Era radialista e dono de uma voz única. Grossa, “de macho”, irresistível, sedutora. Fazia o programa de canções românticas, boleros, fossas e dores de cotovelo, com traduções de músicas internacionais e leituras de declarações de amor das ouvintes.

Mas se a voz era bela, o dono era destituído de “lindeza”. José Porfírio era nascido pelo avesso. Testa grande, cabeça chata, parecia de tubarão martelo. Olhos esbugalhados, pele escamosa, espinhas mil. Pescoçudo, similar a uma girafa, magro que nem bacalhau de resguardo, tinha dentes marrons, quando ainda existiam diante da banguela dentuça aparente.

Era tão feio que se escondia das fãs. Não deixava ninguém o visitar no estúdio. Era o sombra da emissora. Tinha medo de assustar as admiradoras. Com razão, admitamos, diante de aparência tão nojenta!

Até que um dia o telefone começou a tocar. Do outro lado da linha, uma voz feminina que parecia de atendente de “disk sexo” pediu uma música de Wando, o “rei das calcinhas”.
Depois, no outro dia, novo pedido vindo daquela suave voz do pecado: “Detalhes”, de Roberto Carlos. No outro dia, súplicas por clássicos do brega romântico e prosa já amistosa e quente...

Rosa era o nome da ouvinte. Descreveu-se para Porfírio na terceira ligação. Loira, 1.70, 70 quilos, “diziam que era a cara da Grazi Massafera, mas ela se achava mais para Gisele...”. Extrovertida, fazia “faucudade” e “era antenada na Internet”...

Aos poucos, Porfírio foi se apaixonando. E a cada ligação da ouvinte especial, a cada pedido de Benito de Paula, Amado Batista ou “aquela em ‘ingrêis’ que toca na novela...” o dono da voz grossa se derretia. Rosa dava bola, jogava isca, e o garanhão da cara de peixe engolia.

Era o amor...

Mas como encontrar aquela musa sem assustá-la no primeiro encontro? Era feiiiioooo demais, sabia disso? Sua mãe mesmo já contara que, no dia do parto, ao receber o rebento nos braços, no lugar de chorar de alegria foi às lágrimas de tristeza.

E o médico no lugar de falar “parabéns” teria exclamado “cruz credo”!

É, tinha decidido: não ia fazer desfeita diante da “gatona”. Iria fazer como sempre, ou seja, despistar.

Marcou encontro atrás do coreto e, na hora H, ligou desmarcando sob alegação de “problemas intestinais”. Ela ameaçou ir no estúdio, ele recusou visita alegando estar de folga e que o programa, naquele dia, era gravado...

Até o dia em que, passeando pelo comércio, deparou-se com uma imagem do inferno. A mulher deveria ter uns 30 anos, mas parecia ter 360. Cara inchada, bochecha grande no estilo do Fofão, nariz de fazer inveja a tucano plumado e bem nutrido.

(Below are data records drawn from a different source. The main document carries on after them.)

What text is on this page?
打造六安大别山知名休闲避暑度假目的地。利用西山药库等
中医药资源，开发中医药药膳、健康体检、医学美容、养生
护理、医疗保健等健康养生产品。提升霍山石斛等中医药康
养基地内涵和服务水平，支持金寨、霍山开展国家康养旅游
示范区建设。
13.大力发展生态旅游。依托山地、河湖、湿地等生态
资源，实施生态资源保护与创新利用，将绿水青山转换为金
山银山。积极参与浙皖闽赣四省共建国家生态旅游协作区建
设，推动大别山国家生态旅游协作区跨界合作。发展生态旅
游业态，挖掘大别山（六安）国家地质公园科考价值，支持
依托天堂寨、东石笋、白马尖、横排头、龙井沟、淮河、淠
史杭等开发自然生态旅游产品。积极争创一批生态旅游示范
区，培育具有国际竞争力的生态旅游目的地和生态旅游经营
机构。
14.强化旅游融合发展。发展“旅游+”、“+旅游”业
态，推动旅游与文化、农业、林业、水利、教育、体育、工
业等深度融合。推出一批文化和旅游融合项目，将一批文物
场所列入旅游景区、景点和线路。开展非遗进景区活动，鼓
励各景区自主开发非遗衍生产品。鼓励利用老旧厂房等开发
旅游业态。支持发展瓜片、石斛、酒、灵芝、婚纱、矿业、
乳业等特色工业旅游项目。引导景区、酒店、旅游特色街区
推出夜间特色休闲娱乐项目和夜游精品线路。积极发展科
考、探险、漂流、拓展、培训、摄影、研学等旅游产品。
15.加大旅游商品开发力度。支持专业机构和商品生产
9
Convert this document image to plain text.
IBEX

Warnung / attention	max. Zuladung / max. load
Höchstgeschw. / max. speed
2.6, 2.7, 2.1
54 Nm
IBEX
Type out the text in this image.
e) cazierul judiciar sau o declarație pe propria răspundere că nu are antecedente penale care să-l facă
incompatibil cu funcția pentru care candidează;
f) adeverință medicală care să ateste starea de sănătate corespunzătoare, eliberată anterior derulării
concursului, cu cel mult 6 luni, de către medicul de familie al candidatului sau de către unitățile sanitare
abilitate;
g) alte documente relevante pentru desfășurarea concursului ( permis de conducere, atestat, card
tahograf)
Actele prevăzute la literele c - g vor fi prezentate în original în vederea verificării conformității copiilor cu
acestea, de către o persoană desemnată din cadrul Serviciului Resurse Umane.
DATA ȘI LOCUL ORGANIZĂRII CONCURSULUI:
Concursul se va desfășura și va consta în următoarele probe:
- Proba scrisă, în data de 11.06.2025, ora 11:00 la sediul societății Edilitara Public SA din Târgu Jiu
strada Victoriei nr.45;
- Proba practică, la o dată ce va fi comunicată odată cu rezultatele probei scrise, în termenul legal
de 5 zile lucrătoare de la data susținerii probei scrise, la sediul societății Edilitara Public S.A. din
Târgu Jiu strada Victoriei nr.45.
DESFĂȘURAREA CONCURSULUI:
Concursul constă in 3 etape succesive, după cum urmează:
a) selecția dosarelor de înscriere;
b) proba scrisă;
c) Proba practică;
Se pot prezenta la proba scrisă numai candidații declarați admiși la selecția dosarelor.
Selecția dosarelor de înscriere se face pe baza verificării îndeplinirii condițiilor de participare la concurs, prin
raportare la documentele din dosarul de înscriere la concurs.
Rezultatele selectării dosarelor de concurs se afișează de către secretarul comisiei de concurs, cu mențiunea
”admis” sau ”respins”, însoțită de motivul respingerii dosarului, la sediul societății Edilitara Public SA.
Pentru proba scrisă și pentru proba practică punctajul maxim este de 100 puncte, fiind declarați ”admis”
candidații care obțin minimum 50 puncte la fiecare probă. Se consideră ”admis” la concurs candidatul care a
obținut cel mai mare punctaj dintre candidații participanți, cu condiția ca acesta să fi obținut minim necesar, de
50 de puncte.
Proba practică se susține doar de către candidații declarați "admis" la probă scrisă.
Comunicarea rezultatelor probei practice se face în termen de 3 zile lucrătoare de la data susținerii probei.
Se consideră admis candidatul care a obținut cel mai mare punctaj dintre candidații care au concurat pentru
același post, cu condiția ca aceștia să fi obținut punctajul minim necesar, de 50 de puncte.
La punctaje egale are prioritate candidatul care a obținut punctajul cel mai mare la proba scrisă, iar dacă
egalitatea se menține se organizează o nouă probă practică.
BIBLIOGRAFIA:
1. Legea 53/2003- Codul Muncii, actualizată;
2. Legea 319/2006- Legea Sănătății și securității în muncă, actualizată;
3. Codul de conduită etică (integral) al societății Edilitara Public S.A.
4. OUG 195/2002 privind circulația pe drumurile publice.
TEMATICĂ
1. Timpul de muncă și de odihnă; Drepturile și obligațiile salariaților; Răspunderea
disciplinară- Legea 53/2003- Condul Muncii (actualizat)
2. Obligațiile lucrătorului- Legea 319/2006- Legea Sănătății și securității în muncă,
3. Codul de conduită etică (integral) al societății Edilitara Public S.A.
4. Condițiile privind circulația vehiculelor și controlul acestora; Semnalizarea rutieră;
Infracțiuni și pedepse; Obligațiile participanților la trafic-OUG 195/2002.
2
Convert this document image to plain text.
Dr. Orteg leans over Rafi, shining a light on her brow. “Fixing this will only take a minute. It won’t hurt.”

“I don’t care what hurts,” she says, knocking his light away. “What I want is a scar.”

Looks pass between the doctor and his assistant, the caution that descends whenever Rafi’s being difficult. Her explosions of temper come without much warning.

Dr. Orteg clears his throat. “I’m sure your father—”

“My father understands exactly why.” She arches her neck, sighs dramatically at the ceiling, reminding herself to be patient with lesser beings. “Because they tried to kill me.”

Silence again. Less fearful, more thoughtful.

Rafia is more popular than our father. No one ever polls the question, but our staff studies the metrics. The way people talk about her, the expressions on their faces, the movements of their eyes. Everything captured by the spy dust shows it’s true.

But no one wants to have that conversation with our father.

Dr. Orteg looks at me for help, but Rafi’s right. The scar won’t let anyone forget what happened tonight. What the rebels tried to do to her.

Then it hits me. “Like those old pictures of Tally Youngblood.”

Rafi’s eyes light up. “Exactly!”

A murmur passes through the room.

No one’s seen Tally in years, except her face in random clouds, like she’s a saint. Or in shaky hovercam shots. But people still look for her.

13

Não tinha pneuzinho, tinha sim uma jante inteira de Boeing nos “quartos”. Branca mais que aguada, conseguia ser mais opaca que um inhame. Cabelos meio amarelos, meio verdes, era a cara da Cuca do Sítio do Pica Pau Amarelo. E destaque-se o figurino da moçoila, composto por um “tubinho” rosa choque daqueles de parar quarteirão.

Sem querer, esbarrou na donzela, que caminhava carrega de sacolas do Mercado da Produção com fruta, verdura, tempero, ovos... caiu tudo no chão.

Aquele desmantelo!

Tudo se estragou, gente pisando em cima, uma alvoroço na Praça do Pirulito. Sem contar que ele escorregou na queda e caiu no meio fio, sujando toda a camisa social que tinha comprado, sob encomenda da vizinha, que viajava semanalmente a Toritama.

Foi aversão à primeira vista. Todo mundo no ponto presenciou. O pessoal das lojas de peças de bicicleta e dos “bares” da região se levantou. O homem no chão, todo sujo e estropiado. A mulher com aquele quadril de bloquear a passagem do VLT acocorada na pista, recolhendo a sobra da feira.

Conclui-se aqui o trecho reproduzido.